One of the biggest issues with bands that have been around for a long time is the glooming potential of making something boring and uninspiring. Unfortunately, The Growlers seem to have fallen into this category with their latest release ‘City Club’. It still contains some good songs, however, the majority of it feels like tired musicians trying to please their fans – art is supposed to break boundaries, connect people and inspire change. All ‘City Club’ does is play off the bands image of merging unconventional genres. Yes, there are some rough rock elements, some emotional folk sounds, and to top it all off, the psychedelic pop rock merges its head once in a while. The record isn’t bad, it’s just not good enough, especially knowing what the band is capable of.
The album starts off promising. It shows off the complexity and catchiness that the band is known for. The song ‘City Club’ feels like it has jumped into a time machine and travelled here from the 1970s. It has a classic disco pop rhythm and is juxtaposed against indie folk sounding chorus. It is entertaining and creative, fitting in the bands image as the pioneers of genre-merging.
Another stand-out song is ‘Vacant Lot’, mostly due to its harsher rock-like sound.
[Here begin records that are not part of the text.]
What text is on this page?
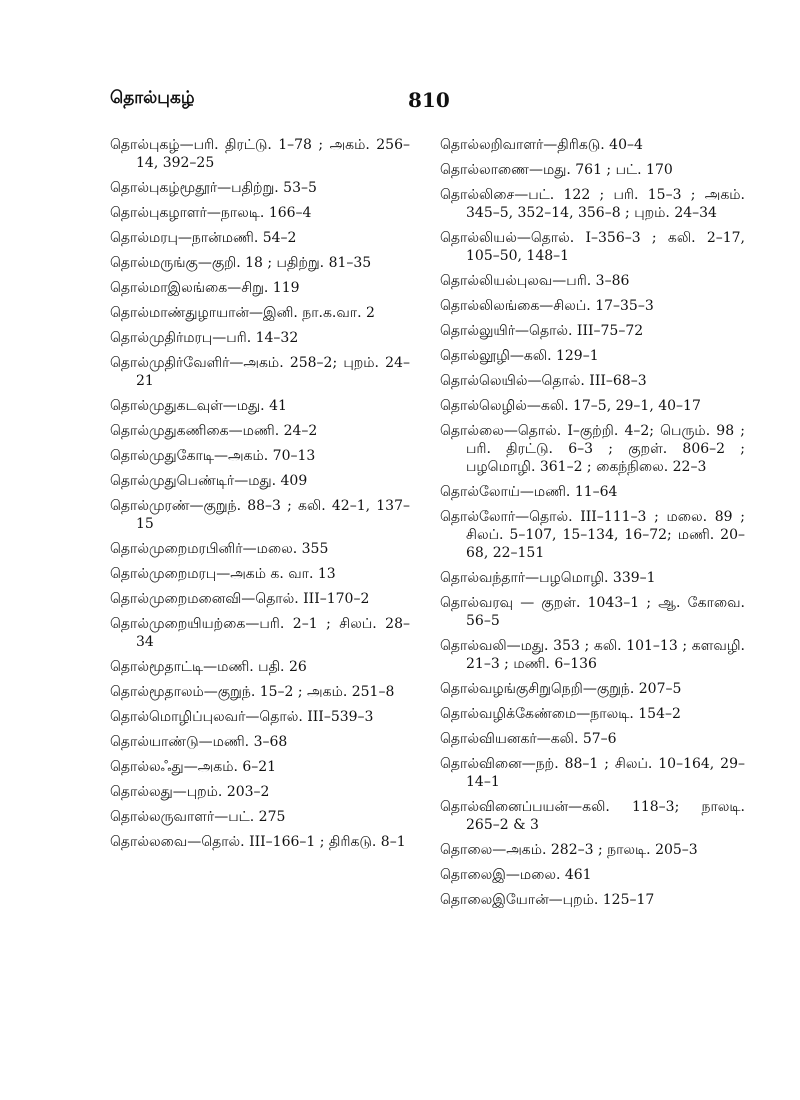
தொல்புகழ்	810
தொல்புகழ்—பரி. திரட்டு. 1–78 ; அகம். 256–14, 392–25
தொல்புகழ்மூதூர்—பதிற்று. 53–5
தொல்புகழாளர்—நாலடி. 166–4
தொல்மரபு—நான்மணி. 54–2
தொல்மருங்கு—குறி. 18 ; பதிற்று. 81–35
தொல்மாஇலங்கை—சிறு. 119
தொல்மாண்துழாயான்—இனி. நா.க.வா. 2
தொல்முதிர்மரபு—பரி. 14–32
தொல்முதிர்வேளிர்—அகம். 258–2; புறம். 24–21
தொல்முதுகடவுள்—மது. 41
தொல்முதுகணிகை—மணி. 24–2
தொல்முதுகோடி—அகம். 70–13
தொல்முதுபெண்டிர்—மது. 409
தொல்முரண்—குறுந். 88–3 ; கலி. 42–1, 137–15
தொல்முறைமரபினிர்—மலை. 355
தொல்முறைமரபு—அகம் க. வா. 13
தொல்முறைமனைவி—தொல். III–170–2
தொல்முறையியற்கை—பரி. 2–1 ; சிலப். 28–34
தொல்மூதாட்டி—மணி. பதி. 26
தொல்மூதாலம்—குறுந். 15–2 ; அகம். 251–8
தொல்மொழிப்புலவர்—தொல். III–539–3
தொல்யாண்டு—மணி. 3–68
தொல்லஃது—அகம். 6–21
தொல்லது—புறம். 203–2
தொல்லருவாளர்—பட். 275
தொல்லவை—தொல். III–166–1 ; திரிகடு. 8–1
தொல்லறிவாளர்—திரிகடு. 40–4
தொல்லாணை—மது. 761 ; பட். 170
தொல்லிசை—பட். 122 ; பரி. 15–3 ; அகம். 345–5, 352–14, 356–8 ; புறம். 24–34
தொல்லியல்—தொல். I–356–3 ; கலி. 2–17, 105–50, 148–1
தொல்லியல்புலவ—பரி. 3–86
தொல்லிலங்கை—சிலப். 17–35–3
தொல்லுயிர்—தொல். III–75–72
தொல்லூழி—கலி. 129–1
தொல்லெயில்—தொல். III–68–3
தொல்லெழில்—கலி. 17–5, 29–1, 40–17
தொல்லை—தொல். I–குற்றி. 4–2; பெரும். 98 ; பரி. திரட்டு. 6–3 ; குறள். 806–2 ; பழமொழி. 361–2 ; கைந்நிலை. 22–3
தொல்லோய்—மணி. 11–64
தொல்லோர்—தொல். III–111–3 ; மலை. 89 ; சிலப். 5–107, 15–134, 16–72; மணி. 20–68, 22–151
தொல்வந்தார்—பழமொழி. 339–1
தொல்வரவு — குறள். 1043–1 ; ஆ. கோவை. 56–5
தொல்வலி—மது. 353 ; கலி. 101–13 ; களவழி. 21–3 ; மணி. 6–136
தொல்வழங்குசிறுநெறி—குறுந். 207–5
தொல்வழிக்கேண்மை—நாலடி. 154–2
தொல்வியனகர்—கலி. 57–6
தொல்வினை—நற். 88–1 ; சிலப். 10–164, 29–14–1
தொல்வினைப்பயன்—கலி. 118–3; நாலடி. 265–2 & 3
தொலை—அகம். 282–3 ; நாலடி. 205–3
தொலைஇ—மலை. 461
தொலைஇயோன்—புறம். 125–17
The rest of the album is a lot more psychedelic and folk-feeling, meanwhile this song doesn’t even try to appear remotely uplifting. It is dark and moody, guitars are muddy and the Brooks Nielsen’s voice is perfectly raspy.
The second half of the album feels rushed. For example, ‘Speed Living’ shows how the band is just not challenging themselves enough. It has a similar beat to the classic ‘Girls Just Want to Have Fun’, which on its own should make the song more fun and catchy. Yet from the first few words the vocals seem to lose all feeling it had in the beginning of the record. The song is overly repetitive and just does not seem to go anywhere. It isn’t horrible, it just needed more time and attention to evolve into something spectacular.
The Growlers are known for their unique music genre-bending abilities and they have given their fans 10 years of complex sounds. ‘City Club’, unfortunately, seems like a project that the band was very excited about in the beginning, however, midway through they maybe lost interest. The songs have all the right hooks, but the feeling isn’t there. Even the genre meshing doesn’t sound so appealing, as if the band is simply trying to combine random melodies without putting any effort into making them fit.
‘City Club’ is out now via Cult Records.